If you want to know how to make and keep customers happy, seek answers from your customer complaints database.

That’s the advice Tim Sheedy, principal analyst of Forrester Research, has for businesses that want to improve their online shopping and service experience.

Sure, it seems obvious, but many businesses – even large businesses – fail to use customer feedback as the catalyst for improving the online experience, Sheedy says.

Therefore, businesses also fail to recognise that a poor customer experience can reduce potential profits.

Becca Krass, a product marketer at marketing software company Salesforce, agrees with Sheedy’s argument, saying today’s customers expect to be heard, and expect quick solutions to their problems.

These are three steps small business owners can take to improve their online customer service. 

Monitor customer feedback on every online channel you use

Research from customer intelligence consultancy Walker revealed by 2020, experience will be a more important factor in purchase decisions than product or price.

So it’s important to actively monitor and respond to customer feedback.

Any online channel on which customers can contact you – a website, an email address, or any social media account – is a database of customer feedback.

Today’s customers expect you to respond to their feedback and provide solutions within hours, not days. 

Help customers immediately solve their own problems

Krass says in a global market, it’s too easy for customers to leave your business.

“If customers have obstacles, they’re going to leave because there’s always someone else who can do what you do,” Krass says.

There’s increasing pressure to provide on-the-spot solutions to any problem a customer encounters.

Dating app, Hinge – which sets up 50,000 dates per week – found a way to try to instantly solve its users’ problems: the company embedded relevant FAQs on each screen of the app.

The functionality provided users a quick and clear escalation path for any issues they had, without needing to contact customer service.

Online customer
Help customers find answers to their questions about your product or service.
 

Scale your customer service offering

When Hinge users needed to escalate a problem to the customer service team, their questions were directed to a two-person team. Just two!

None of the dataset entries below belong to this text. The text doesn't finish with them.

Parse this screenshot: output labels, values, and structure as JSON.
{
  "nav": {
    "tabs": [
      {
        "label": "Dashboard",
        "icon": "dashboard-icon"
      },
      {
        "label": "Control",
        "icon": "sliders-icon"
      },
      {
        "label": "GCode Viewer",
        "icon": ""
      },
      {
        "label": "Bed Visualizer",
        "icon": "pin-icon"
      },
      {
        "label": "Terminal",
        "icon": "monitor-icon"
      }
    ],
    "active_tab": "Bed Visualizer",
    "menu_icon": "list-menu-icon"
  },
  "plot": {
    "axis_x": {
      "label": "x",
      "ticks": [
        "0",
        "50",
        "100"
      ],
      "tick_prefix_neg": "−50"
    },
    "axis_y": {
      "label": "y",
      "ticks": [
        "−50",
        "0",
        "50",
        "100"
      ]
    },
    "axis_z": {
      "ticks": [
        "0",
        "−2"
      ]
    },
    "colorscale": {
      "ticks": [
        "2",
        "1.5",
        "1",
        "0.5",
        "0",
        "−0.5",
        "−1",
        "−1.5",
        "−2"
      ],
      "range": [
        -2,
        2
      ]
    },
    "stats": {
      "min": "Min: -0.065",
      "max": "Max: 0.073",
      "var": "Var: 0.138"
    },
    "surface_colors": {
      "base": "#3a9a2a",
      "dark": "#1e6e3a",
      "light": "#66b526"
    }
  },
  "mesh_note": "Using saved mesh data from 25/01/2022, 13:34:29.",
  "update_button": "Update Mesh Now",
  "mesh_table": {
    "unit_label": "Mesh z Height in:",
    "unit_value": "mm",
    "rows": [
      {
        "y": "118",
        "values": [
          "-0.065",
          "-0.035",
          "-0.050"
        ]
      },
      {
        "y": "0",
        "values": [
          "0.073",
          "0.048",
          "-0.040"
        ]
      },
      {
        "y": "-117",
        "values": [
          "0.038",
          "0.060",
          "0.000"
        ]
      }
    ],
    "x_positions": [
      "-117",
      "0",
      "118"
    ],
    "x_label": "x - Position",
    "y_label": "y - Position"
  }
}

Hinge makes sure its FAQs provide clear answers so customers can find answers before contacting customer service.

It reduced the need to hire more customer service team members.

But they offer just one product – the app – so customer numbers could grow without the types of enquiries changing dramatically.

Customer researching information online
Give customer on-hand information so they can find answers for themselves.

What happens when your products and customer numbers are both growing?

You need technology that will scale with your business’ growth, Krass advises.

Cindy Dent, customer service lead at online homewares retailer Temple&Webster, says her team found it “impossible to manage customer enquiries in an inbox” once enquiries reached 100 per day.

Enquiries were rapidly increasing as the product range and customer base (which is currently 1.5 million) grew.

She recognised the business needed to invest in technology that would help automate some processes, and collate enquiries from multiple service channels (website, emails, and social media), while still giving customers personalised responses.

Temple&Webster chose to invest in Desk.com, a helpdesk for small businesses.

Dent says implementing the platform has allowed her team to respond to customers faster, to see the interactions history clearly, and to help her make decisions about how to resource her team.

“We know certain enquiries will be quick, and others need time, but it’s easy to recognise that because we have the processes built into desk.com,” Cindy says.